All about living in this crazy, wonderful city called Bombay

May 01, 2007

Revisiting Regal

Today I went to see a movie at Regal Cinema after more than a year. Multiplexes have redefined the movie experience so much, that one tends to completely bypass the smaller theaters now. After all who is going to stand for tickets in a slow, longwinding que days in advance when you can book tickets with a few clicks of the keyboard? And what about the range of snacks, beverages, plush washrooms and even more plush seats offered by the multiplex? Regal, in comparison, had no carpeting, clean but basic seats, tucked-away bathrooms and a cooling system that seemed to depend more on mammoth wall-mounted fans than an air conditioner.

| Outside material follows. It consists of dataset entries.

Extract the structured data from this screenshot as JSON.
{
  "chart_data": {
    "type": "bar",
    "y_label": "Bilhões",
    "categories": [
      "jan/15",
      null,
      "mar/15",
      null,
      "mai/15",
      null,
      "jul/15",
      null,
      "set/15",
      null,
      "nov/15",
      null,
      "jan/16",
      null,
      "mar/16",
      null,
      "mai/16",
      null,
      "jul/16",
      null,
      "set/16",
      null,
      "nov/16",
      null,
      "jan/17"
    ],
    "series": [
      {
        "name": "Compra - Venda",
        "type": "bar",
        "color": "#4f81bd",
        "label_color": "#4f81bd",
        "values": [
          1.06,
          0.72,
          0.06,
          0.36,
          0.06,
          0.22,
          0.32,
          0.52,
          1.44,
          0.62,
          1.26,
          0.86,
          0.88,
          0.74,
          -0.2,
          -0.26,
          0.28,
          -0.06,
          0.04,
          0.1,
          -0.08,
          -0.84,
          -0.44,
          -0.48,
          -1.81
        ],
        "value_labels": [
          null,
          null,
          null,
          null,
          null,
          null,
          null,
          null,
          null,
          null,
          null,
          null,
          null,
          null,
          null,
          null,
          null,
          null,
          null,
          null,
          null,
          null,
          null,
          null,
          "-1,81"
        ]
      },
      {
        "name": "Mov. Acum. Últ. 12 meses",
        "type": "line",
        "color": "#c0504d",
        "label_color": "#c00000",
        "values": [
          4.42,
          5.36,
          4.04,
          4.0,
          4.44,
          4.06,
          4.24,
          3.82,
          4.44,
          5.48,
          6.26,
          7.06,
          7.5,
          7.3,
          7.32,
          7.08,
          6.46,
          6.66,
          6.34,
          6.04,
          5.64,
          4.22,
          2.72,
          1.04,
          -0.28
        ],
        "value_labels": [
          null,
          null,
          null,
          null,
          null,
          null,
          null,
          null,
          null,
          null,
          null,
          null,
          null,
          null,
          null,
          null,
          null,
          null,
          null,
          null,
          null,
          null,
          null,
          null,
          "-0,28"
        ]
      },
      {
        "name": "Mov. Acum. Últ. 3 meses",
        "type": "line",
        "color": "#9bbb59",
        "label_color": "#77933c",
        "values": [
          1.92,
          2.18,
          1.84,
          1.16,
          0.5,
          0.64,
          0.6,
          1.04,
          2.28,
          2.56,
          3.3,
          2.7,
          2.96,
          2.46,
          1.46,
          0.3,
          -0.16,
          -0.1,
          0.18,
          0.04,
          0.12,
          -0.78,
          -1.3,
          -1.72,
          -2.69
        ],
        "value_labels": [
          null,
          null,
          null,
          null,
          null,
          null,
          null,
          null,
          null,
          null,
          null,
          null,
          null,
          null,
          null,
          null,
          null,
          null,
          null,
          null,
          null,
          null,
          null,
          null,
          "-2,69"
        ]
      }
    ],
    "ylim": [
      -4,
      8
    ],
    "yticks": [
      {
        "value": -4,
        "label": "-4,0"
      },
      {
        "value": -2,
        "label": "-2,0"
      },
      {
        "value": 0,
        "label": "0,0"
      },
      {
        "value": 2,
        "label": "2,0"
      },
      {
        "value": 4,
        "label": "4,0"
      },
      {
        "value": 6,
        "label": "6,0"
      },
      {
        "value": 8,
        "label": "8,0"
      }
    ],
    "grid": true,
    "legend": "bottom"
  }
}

However, what Regal also has is history. Not just cinematic history, but memories that encapsulate some of the most golden sociological and architectural moments of Bombay. Its one of the oldest cinemas in the city, built during the Art Deco 1930s. Opened in 1933, it was designed by the famed Charles Stevens, with extensive mirror-work interiors by the Czech artist Karl Schara. The main auditorium had a motif of sunrays in pale orange and jade green, and was designed to seem airy and cool, an oasis in the sweltering Bombay climate. Even in the '30s, Regal used reinforced cement concrete, was fully air conditioned, and had an elevator connecting the underground parking, which was a huge innovation.

It was a place where you dressed up and went to see a movie. A place for socializing as much as cinema, of silks, satins, diamonds and limousines - almost the exclusive privilege of the glittering upper class. Even a couple of years back, it was one of the most luxe cinemas in town, with the priciest tickets and the best pop corn. In fact, it was so premium that we would buy stall tickets in our penny pinching days...the crowd was good, and the balcony simply seemed 'overpriced'.

Cut to today. Now it seems like a haunt for college kids, couples looking for anonymity and the less-than-affluent crowd. The pop corn is still phenomenal, but it cant compete with the multiplexes in either comfort or luxury.

So would I go back? Yes, and not only because its so much easier on the wallet (balcony seats for 4, alongwith snacks and drinks came in at 520 bucks!!), but because watching a movie here was a different experience altogether. What it lacked in glam, it made up in ambience - this is Bombay, this is Bollywood. Try it once and relive the magic.

I am headed to Liberty and Eros next - its time to make new discoveries in old vintages.